The strengths of the present study include a large sample size and a multi-center population. In addition, the 5 systematic variables included in the model are all easily available clinical data, which makes the utility of the prediction model and risk score practical in clinical practice. There are also some limitations in this study. Firstly, the DME prediction model was developed only to identify patients with DME, and prediction model on the severity of DME needs to be further explored. Secondly, we only included patients with T2DM, and the prediction of DME in patients with type 1 DM needs to be further investigated. Thirdly, due to practical constraints, not all patients underwent Optical Coherence Tomography (OCT) examination. Therefore, we diagnosed DME according to the ETDRS report, which may have affected the comprehensive evaluation of certain aspects related to DME diagnosis. However, we validated the accuracy of DME diagnosis in patients who underwent OCT examination. Fourthly, the clinical utility of this model lies in its ability to facilitate the detection of DME specifically by non-ophthalmic healthcare professionals, without factoring in DR grade or visual acuity.
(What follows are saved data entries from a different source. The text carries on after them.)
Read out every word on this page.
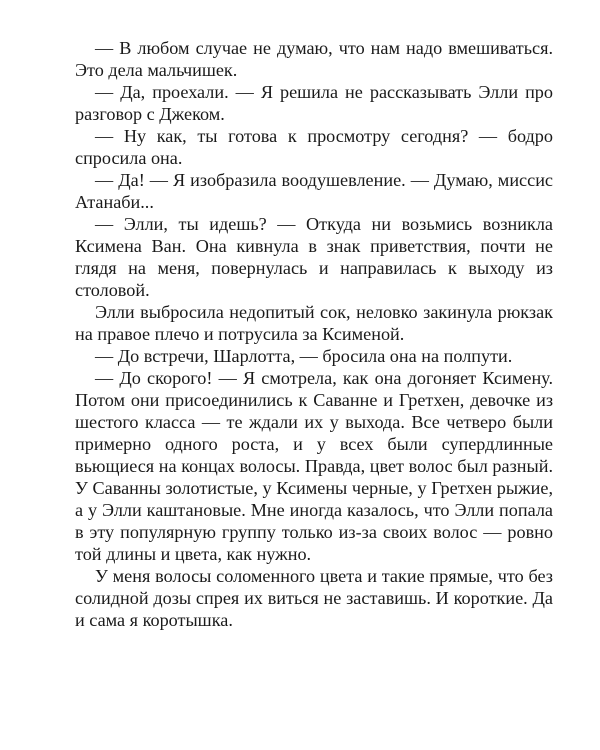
— В любом случае не думаю, что нам надо вмешиваться. Это дела мальчишек.

— Да, проехали. — Я решила не рассказывать Элли про разговор с Джеком.

— Ну как, ты готова к просмотру сегодня? — бодро спросила она.

— Да! — Я изобразила воодушевление. — Думаю, миссис Атанаби...

— Элли, ты идешь? — Откуда ни возьмись возникла Ксимена Ван. Она кивнула в знак приветствия, почти не глядя на меня, повернулась и направилась к выходу из столовой.

Элли выбросила недопитый сок, неловко закинула рюкзак на правое плечо и потрусила за Ксименой.

— До встречи, Шарлотта, — бросила она на полпути.

— До скорого! — Я смотрела, как она догоняет Ксимену. Потом они присоединились к Саванне и Гретхен, девочке из шестого класса — те ждали их у выхода. Все четверо были примерно одного роста, и у всех были супердлинные вьющиеся на концах волосы. Правда, цвет волос был разный. У Саванны золотистые, у Ксимены черные, у Гретхен рыжие, а у Элли каштановые. Мне иногда казалось, что Элли попала в эту популярную группу только из-за своих волос — ровно той длины и цвета, как нужно.

У меня волосы соломенного цвета и такие прямые, что без солидной дозы спрея их виться не заставишь. И короткие. Да и сама я коротышка.
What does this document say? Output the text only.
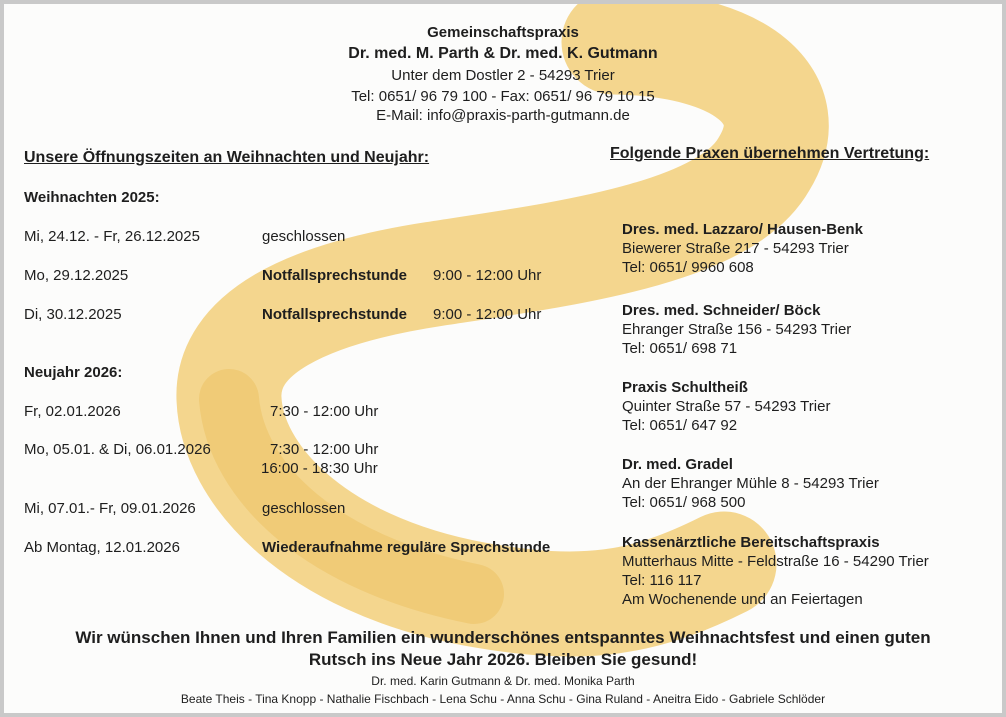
Gemeinschaftspraxis
Dr. med. M. Parth & Dr. med. K. Gutmann
Unter dem Dostler 2 - 54293 Trier
Tel: 0651/ 96 79 100 - Fax: 0651/ 96 79 10 15
E-Mail: info@praxis-parth-gutmann.de
Unsere Öffnungszeiten an Weihnachten und Neujahr:
Weihnachten 2025:
Mi, 24.12. - Fr, 26.12.2025	geschlossen
Mo, 29.12.2025	Notfallsprechstunde 9:00 - 12:00 Uhr
Di, 30.12.2025	Notfallsprechstunde 9:00 - 12:00 Uhr
Neujahr 2026:
Fr, 02.01.2026	7:30 - 12:00 Uhr
Mo, 05.01. & Di, 06.01.2026	7:30 - 12:00 Uhr
16:00 - 18:30 Uhr
Mi, 07.01.- Fr, 09.01.2026	geschlossen
Ab Montag, 12.01.2026	Wiederaufnahme reguläre Sprechstunde
Folgende Praxen übernehmen Vertretung:
Dres. med. Lazzaro/ Hausen-Benk
Biewerer Straße 217 - 54293 Trier
Tel: 0651/ 9960 608
Dres. med. Schneider/ Böck
Ehranger Straße 156 - 54293 Trier
Tel: 0651/ 698 71
Praxis Schultheiß
Quinter Straße 57 - 54293 Trier
Tel: 0651/ 647 92
Dr. med. Gradel
An der Ehranger Mühle 8 - 54293 Trier
Tel: 0651/ 968 500
Kassenärztliche Bereitschaftspraxis
Mutterhaus Mitte - Feldstraße 16 - 54290 Trier
Tel: 116 117
Am Wochenende und an Feiertagen
Wir wünschen Ihnen und Ihren Familien ein wunderschönes entspanntes Weihnachtsfest und einen guten
Rutsch ins Neue Jahr 2026. Bleiben Sie gesund!
Dr. med. Karin Gutmann & Dr. med. Monika Parth
Beate Theis - Tina Knopp - Nathalie Fischbach - Lena Schu - Anna Schu - Gina Ruland - Aneitra Eido - Gabriele Schlöder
This may come at a sacrifice to the accuracy of the model. Finally, this is a hospital-based study, and further studies are needed to determine if the prediction model is applicable as a screening tool in general DM populations.

In conclusion, we have developed a simple and reliable prediction model for rapid identification of DME in patients with T2DM using 5 easily available systemic variables. The model is promising to be routinely used by non-ophthalmic physicians in community-based practice or in remote areas to quickly identify DM patients with high risk of DME, thus promoting early diagnosis and treatment of DME.